Basterebbero queste poche ma dirette frasi per descrivere in sintesi l’importanza che riveste “Telegram” nella carriera di Bjork Gudmundsdottir, universalmente conosciuta semplicemente come Bjork: un’importanza non solo a livello artistico ma anche, e soprattutto, a livello personale ed umano, come ogni disco dell’islandese dal 1993 ad oggi.

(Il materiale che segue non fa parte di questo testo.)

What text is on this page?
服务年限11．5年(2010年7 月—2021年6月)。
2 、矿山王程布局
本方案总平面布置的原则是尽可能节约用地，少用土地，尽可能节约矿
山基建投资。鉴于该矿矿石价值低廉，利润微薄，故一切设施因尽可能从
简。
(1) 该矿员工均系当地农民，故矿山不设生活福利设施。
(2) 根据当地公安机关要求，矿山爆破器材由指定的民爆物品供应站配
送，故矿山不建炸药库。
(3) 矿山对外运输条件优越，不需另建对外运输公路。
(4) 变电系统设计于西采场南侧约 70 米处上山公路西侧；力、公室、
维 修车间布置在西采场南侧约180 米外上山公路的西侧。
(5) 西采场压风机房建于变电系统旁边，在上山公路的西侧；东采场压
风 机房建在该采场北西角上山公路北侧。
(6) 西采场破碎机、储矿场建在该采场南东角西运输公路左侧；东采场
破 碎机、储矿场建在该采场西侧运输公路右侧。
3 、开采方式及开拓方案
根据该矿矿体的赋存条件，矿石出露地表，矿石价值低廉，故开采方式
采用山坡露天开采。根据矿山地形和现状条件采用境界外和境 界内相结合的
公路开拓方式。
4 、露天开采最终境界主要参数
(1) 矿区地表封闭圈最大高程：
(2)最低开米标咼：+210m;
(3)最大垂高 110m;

Era esattamente la metà degli anni ’90 quando il suo secondo album “Post” arrivò sulle scene internazionali, come una lettera inaspettata da una persona conosciuta da poco ma impressa nella nostra mente in modo indelebile. Ed era proprio questa la sensazione che aleggiava nel periodo immediatamente successivo al debutto da solista di Bjork con, per l’appunto, “Debut” del ’93, un disco che, a dispetto della copertina che ritrae l’islandese in un atteggiamento innocente e fragile, mostra già tutta la sua incredibile personalità da compositrice, arrangiatrice ed interprete. Quella personalità così esuberante, infantile, pura e proprio per questo potente che tanto rispecchia la bellezza e l’ambiguità dell’Islanda, terra del ghiaccio e del fuoco, percepiva già di non potersi limitare ad esprimersi esclusivamente entro i classici album in studio, concependoli come capitoli chiusi e conclusi, materia sonora che esauriva solo in quel limitato minutaggio tutto il suo potenziale. Nacque così per Bjork la necessità di espandere le possibilità che le canzoni dei suoi album ufficiali potevano offrire in mano a dj e produttori di varia estrazione, principalmente elettronica. Le basse frequenze del dub, del trip-hop, della dance e dell’hip-hop hanno sempre costituito quel suono “nascosto” fra gli arrangiamenti delle canzoni, costituendo un’impalcatura solida e nello stesso tempo cangiante che, nel contrasto con le linee vocali o con la delicatezza degli strumenti ad arco, da sempre amati dalla cantante, formavano un insieme sonoro unico e immediatamente riconoscibile. Nei dischi di remix, Bjork decide quindi di far emergere questa massiccia impalcatura e, come un bambino con le costruzioni, di smontarla o farla smontare per essere riassemblata in altre forme.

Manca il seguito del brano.